Today, the Hour of Code kicks off, with more than a million students getting their feet wet in the thrilling field of computer science.

To kick things off, learn to code company Codecademy is launching its first-ever iPhone app, a free tool to help kids commit to a daily hour of basic computer-skills education.

“The app was designed fresh from the ground up to take advantage of the iPhone while still preserving all the design tenets from our web app,” said Codecademy cofounder Zach Sims in an email conversation. “It’s interactive, fun, easy to use, and focuses on learning by doing. It gives anyone all they need to get started anywhere at any time with the basics of programming.”

The first iteration will deliver a one-hour learning module. Sims said the company plans to roll out weekly modules in the future to keep students learning.

“We’re working on teaching the basics here, and we’ll continue to teach more of them on the app itself. but this certainly isn’t all we are planning for mobile,” said Sims.

Here’s a first look at the app itself:

The startup already has an iPad app, but Sims said in an interview that building a coding app for a much smaller screen size was a daunting challenge. And because trying to write code on a smartphone is such an impossible proposition, few or no other companies have attempted similar schemes.

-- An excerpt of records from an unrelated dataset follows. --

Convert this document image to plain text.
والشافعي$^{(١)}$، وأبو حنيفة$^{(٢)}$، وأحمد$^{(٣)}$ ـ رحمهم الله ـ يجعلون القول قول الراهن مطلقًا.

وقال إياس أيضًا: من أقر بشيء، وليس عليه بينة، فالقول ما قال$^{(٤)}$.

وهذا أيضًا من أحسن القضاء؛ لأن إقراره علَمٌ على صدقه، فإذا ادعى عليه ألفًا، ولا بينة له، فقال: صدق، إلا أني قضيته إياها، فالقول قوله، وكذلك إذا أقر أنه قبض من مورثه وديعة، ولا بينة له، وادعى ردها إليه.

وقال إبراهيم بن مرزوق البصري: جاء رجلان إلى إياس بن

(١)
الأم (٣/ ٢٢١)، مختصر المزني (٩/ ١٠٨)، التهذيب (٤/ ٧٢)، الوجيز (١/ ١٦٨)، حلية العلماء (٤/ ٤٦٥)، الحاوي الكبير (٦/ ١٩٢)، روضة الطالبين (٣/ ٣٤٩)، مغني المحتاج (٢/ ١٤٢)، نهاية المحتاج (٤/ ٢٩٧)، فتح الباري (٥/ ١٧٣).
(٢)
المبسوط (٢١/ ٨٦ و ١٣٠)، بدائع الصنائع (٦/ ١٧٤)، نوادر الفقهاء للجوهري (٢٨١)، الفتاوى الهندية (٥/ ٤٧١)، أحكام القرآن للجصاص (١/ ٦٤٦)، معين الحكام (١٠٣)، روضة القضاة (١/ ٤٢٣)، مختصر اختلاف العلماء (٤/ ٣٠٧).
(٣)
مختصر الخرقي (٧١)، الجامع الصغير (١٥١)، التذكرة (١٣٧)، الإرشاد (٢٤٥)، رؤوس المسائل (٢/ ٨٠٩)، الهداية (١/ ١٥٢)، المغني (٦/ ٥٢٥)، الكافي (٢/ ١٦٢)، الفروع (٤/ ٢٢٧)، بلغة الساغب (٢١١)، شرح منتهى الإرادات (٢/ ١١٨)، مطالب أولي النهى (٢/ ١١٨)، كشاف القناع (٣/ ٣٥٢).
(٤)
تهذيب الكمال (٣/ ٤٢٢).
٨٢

Ultimately, Sims’ philosophy is that an early education in coding (or other digital skills) can save modern students and future employees the immense investment of time and money that a four-year university degree requires.

“Codecademy on the web has helped millions of people learn the programming skills they need in order to be successful in a digital economy,” Sims said. “We’re intent on closing the gap between education and employment for digital skills, and we’re just getting started.

“One of the most frequent requests we got from our learners was a way to learn on the go in the spare minutes that they’d otherwise use playing a game or surfing the web. … We’re hoping to introduce anyone anywhere to the hour of code to get them interested in programming. the iPhone is a super easy to use platform that kids everywhere are glued to — this will hopefully replace an hour of something like Candy Crush [Saga]!”

And for that use case, a simple iPhone app works perfectly.

As far as Codecademy as a whole, Sims said he characterizes the business as “healthy! We have millions of people that have used Codecademy and many that have been quite successful. Two of Time‘s top 50 websites this year were created by people who learned on Codecademy in the last year. beyond entrepreneurs, we’ve got 6,000-plus schools using our Codecademy after school kits all over the world and individuals learning at their own pace.”